His catalogue also includes art song, choral music, music for liturgical use, orchestral music, music, music for children, and chamber music.  Pluto, commissioned by percussionist Joseph Gramley and organist Clive Driskill-Smith had its premiere at the AGO National Convention in 2012.  He has made a specialty of working with found instruments, both in his own work and in workshops and seminars on the cultivation of aural creativity. He has worked with groups of all ages, from pre-school to college students and adults, with special interest in people who have had little formal musical training.  He has been a contributor to The Opera Quarterly (Oxford University Press) and has been an assistant editor for classical music at All Music Guide.

The University Record

Beauty can be heard everywhere, composer says

By Joanne Nesbit
News and Information Services

Stephen Eddins’ work gives a whole new meaning to the lyrics “Get out in that kitchen and rattle those pots and pans.” A doctoral student studying composition with Associate Professor of Music Michael Daugherty, Eddins divides his time between yard, garage and rummage sales and work in the music studio.

As a graduate instructor, Eddins encourages his students to hear beauty everywhere, especially in everyday objects. And to Eddins, those everyday objects include pots and pans, ceramic bowls, wine glasses, springs, brake drums, bolts and even metal roadside posts, from which he constructs chimes. His imagination just naturally turned to percussion sounds, Eddins says. He also writes for voices and traditional instruments. “The challenge for a composer is to combine these found sounds with conventional instruments to create new and unexpected sonorities.”
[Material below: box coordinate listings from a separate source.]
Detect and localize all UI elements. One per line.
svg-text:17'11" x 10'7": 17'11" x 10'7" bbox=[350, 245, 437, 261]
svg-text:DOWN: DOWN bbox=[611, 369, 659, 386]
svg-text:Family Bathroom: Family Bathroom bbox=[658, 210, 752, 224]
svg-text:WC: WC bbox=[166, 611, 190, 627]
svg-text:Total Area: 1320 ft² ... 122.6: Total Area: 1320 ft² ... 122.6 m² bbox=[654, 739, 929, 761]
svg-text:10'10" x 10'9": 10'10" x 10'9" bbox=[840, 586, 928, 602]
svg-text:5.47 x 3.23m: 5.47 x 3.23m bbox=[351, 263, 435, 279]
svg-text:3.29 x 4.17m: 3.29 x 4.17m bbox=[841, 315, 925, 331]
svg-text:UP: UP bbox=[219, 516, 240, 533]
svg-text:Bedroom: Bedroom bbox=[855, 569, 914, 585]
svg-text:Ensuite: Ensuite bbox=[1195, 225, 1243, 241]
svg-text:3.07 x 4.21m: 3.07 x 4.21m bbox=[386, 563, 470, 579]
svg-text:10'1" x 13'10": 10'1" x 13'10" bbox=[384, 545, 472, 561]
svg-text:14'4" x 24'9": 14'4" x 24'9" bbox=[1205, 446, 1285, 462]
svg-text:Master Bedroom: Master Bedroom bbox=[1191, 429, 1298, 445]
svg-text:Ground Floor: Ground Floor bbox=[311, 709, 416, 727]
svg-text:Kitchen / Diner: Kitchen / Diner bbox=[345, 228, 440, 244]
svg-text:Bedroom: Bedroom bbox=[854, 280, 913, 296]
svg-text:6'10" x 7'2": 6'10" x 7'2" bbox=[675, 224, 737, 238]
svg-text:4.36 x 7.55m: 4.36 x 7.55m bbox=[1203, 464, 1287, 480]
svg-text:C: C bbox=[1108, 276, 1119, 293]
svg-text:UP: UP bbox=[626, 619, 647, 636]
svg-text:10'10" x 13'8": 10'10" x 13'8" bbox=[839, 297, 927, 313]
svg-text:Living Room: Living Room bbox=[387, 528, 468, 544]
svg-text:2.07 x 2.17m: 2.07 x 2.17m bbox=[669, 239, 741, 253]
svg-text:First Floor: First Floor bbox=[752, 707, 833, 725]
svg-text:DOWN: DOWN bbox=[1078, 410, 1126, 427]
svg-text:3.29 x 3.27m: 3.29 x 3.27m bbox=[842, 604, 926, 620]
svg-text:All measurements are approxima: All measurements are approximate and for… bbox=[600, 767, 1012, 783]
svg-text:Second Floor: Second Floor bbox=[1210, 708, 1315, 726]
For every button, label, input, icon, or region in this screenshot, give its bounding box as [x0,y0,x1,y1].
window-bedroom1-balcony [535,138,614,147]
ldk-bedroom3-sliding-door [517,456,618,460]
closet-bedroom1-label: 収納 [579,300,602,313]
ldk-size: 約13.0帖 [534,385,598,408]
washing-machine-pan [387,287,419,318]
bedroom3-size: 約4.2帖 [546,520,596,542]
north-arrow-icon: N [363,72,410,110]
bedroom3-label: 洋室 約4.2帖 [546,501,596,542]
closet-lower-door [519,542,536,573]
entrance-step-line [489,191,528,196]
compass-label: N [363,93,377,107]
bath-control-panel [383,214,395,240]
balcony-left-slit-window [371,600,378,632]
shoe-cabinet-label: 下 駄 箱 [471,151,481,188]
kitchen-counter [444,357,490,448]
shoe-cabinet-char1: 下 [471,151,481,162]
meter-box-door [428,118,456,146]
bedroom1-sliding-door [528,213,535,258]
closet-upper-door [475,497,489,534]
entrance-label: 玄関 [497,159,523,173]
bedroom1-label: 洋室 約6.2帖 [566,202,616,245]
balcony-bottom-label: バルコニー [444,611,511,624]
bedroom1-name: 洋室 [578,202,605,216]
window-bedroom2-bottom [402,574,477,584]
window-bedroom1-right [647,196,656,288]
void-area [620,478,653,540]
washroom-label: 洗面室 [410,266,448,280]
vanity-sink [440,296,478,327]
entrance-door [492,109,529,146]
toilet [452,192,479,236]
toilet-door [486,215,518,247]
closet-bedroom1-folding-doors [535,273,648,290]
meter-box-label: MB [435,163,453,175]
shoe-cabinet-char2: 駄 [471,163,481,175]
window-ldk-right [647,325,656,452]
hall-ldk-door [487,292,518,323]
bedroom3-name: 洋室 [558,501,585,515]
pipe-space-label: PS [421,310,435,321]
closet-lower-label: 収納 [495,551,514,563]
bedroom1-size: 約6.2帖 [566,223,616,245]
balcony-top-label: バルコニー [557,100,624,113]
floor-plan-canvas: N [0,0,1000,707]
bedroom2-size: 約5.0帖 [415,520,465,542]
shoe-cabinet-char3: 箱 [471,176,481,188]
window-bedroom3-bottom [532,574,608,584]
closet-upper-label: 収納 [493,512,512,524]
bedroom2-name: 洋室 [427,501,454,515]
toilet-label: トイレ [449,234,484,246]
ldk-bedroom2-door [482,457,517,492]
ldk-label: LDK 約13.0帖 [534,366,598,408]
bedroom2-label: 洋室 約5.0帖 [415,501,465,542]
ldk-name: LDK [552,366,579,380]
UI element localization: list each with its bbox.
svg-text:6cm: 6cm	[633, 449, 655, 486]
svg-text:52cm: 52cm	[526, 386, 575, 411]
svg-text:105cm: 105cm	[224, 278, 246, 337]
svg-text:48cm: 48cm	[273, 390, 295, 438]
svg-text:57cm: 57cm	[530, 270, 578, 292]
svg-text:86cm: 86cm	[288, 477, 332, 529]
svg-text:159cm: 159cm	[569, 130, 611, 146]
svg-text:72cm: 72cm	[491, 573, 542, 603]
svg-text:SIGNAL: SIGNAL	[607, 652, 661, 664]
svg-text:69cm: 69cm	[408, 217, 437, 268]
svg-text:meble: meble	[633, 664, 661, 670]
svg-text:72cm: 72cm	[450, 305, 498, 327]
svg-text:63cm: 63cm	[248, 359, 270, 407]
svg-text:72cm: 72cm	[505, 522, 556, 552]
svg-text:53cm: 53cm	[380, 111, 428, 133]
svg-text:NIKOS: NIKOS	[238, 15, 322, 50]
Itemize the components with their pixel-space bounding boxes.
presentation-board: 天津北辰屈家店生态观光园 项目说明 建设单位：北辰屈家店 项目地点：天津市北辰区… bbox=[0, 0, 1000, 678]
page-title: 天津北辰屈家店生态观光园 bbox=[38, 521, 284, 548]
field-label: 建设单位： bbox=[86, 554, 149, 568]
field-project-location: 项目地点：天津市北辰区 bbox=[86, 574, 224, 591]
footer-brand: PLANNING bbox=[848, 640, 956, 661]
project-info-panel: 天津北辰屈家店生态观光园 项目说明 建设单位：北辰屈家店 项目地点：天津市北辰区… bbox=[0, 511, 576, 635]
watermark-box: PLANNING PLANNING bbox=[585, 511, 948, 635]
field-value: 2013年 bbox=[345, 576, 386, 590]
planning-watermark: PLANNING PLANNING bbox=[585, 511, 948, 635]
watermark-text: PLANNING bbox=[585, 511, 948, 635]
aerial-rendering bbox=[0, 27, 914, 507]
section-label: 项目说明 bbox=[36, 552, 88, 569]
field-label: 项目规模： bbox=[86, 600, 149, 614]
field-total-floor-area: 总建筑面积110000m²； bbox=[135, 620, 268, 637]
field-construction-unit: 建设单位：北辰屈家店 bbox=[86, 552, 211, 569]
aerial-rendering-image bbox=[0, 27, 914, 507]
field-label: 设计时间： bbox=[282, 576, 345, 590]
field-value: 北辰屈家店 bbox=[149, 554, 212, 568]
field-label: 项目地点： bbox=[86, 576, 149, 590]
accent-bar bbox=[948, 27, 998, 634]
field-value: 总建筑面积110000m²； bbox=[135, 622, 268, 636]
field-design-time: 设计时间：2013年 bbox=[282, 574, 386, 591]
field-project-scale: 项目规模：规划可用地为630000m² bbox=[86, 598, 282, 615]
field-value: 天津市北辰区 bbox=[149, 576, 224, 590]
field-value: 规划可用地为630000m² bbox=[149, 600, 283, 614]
The sound of non-traditional instruments has fascinated Eddins for some time. With degrees from Oberlin College and the University of Akron, Eddins took about 10 years away from music to serve in campus ministries. But his fascination for sounds and impulse to compose became irresistible. For the past year and a half, Eddins has been haunting Ann Arbor’s PTO Thrift Shop and the Kiwanis Rummage Sale searching for “sounds.” There he tests frying pans, lids and various-sized pots by tapping them with his fingers or knuckles and listening for the resulting tone. “I’ve probably been to every junk and scrap metal place in Ann Arbor,” the composer says. He was able to find all those resources by once again using his fingers to “walk through the Yellow Pages.”

Eddins shops for wine glasses from which he says various sounds and tones can be produced by stroking them with a bow, striking them, or rubbing their edges with wet fingers. The pitch elicited from the glasses can be varied by adding different amounts of fluid, Eddins says. Eddins prefers to compose for dancers, theater productions and poets rather than for the traditional concert hall, favoring what he calls the collaborative process. His recent projects include incidental music forHenry V and Sherlock Holmes produced by U-M’s Theater Department, and Paranoia: A Psycho Opera produced by the students in the School of Music.